Met drukkunst worden zowel de werkwijzen als de producten (‘grafiek’) aangeduid. Het drukwerk ambacht wordt beoefend in ateliers, verbonden aan drukwerk musea en (grafische) werkplaatsen.
In hoofdzaak onderscheiden we vier druktechnieken:
- Hoogdruk: bij hoogdruk (ook wel boekdruk genoemd) zijn op de drukvorm de te drukken delen verhoogd aangebracht. Voorbeelden zijn: boekdruk, houtgravure of houtsnede of linoleumsnede.
- Vlakdruk: de drukvorm is vlak maar het procedé berust op de afstotende werking van water en vet (inkt). Voorbeelden zijn: steendruk/lithografie, metaal- of glasplaat.

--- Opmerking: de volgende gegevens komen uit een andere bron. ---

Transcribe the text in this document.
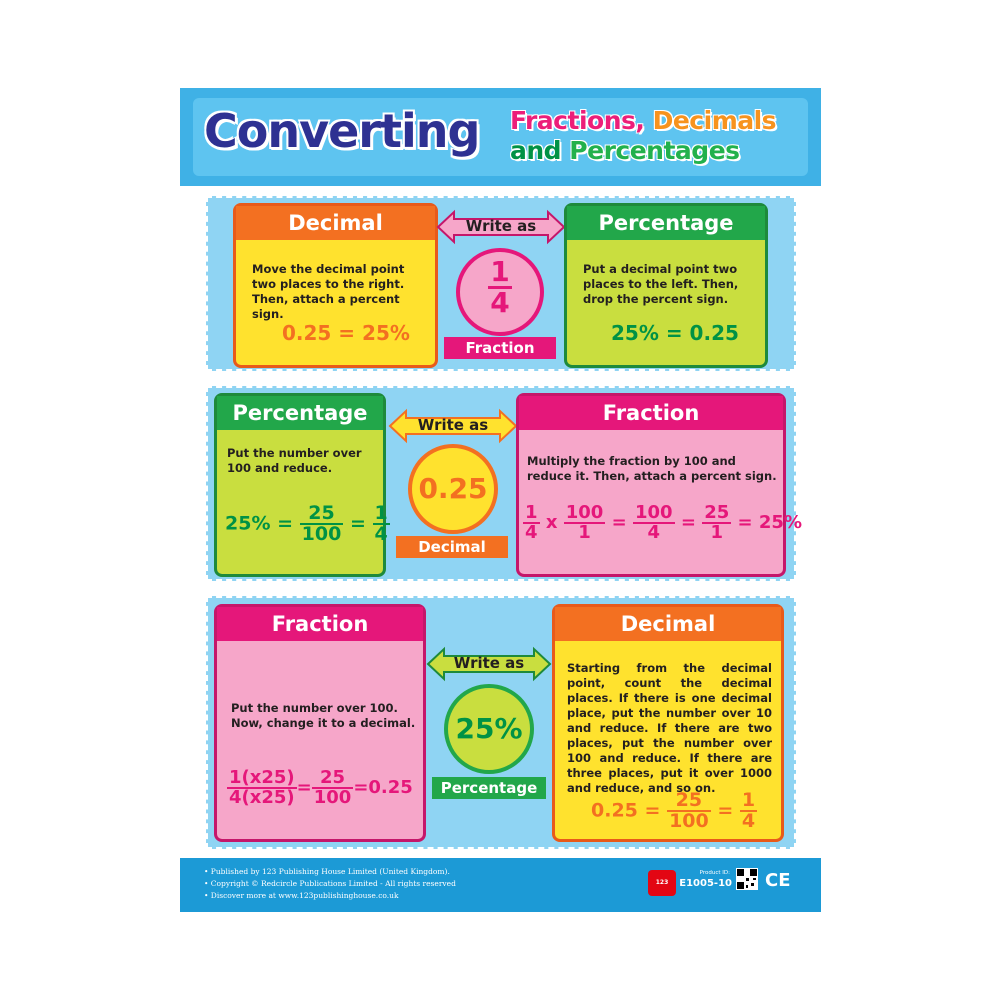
Converting Fractions, Decimals
and Percentages
Decimal
Move the decimal point two places to the right. Then, attach a percent sign.
0.25 = 25%
Write as
$\frac{1}{4}$
Fraction
Percentage
Put a decimal point two places to the left. Then, drop the percent sign.
25% = 0.25
Percentage
Put the number over 100 and reduce.
$25\% = \frac{25}{100} = \frac{1}{4}$
Write as
0.25
Decimal
Fraction
Multiply the fraction by 100 and reduce it. Then, attach a percent sign.
$\frac{1}{4}$ x $\frac{100}{1} = \frac{100}{4} = \frac{25}{1} = 25\%$
Fraction
Put the number over 100. Now, change it to a decimal.
$\frac{1(x25)}{4(x25)} = \frac{25}{100} =0.25$
Write as
25%
Percentage
Decimal
Starting from the decimal point, count the decimal places. If there is one decimal place, put the number over 10 and reduce. If there are two places, put the number over 100 and reduce. If there are three places, put it over 1000 and reduce, and so on.
$0.25 = \frac{25}{100} = \frac{1}{4}$
• Published by 123 Publishing House Limited (United Kingdom).
• Copyright © Redcircle Publications Limited - All rights reserved
• Discover more at www.123publishinghouse.co.uk
123
Product ID:
E1005-10 CE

- Diepdruk: het proces van het maken van een ets start met een metalen plaat (bijvoorbeeld koper, zink), waarop een afdekkende laklaag wordt aangebracht. Voorbeeld: etsen.
- Doordruk: De doordruk is een grafische werkwijze, waarbij de afdruk wordt verkregen met behulp van een drukvorm waarin de beeldvorm is uitgespaard. De drukinkt wordt dóór de drukvorm heen op het drukvlak gebracht waarna dit het in de drukvorm uitgespaarde beeld in drukinkt zal opnemen. Voorbeeld: zeefdruk.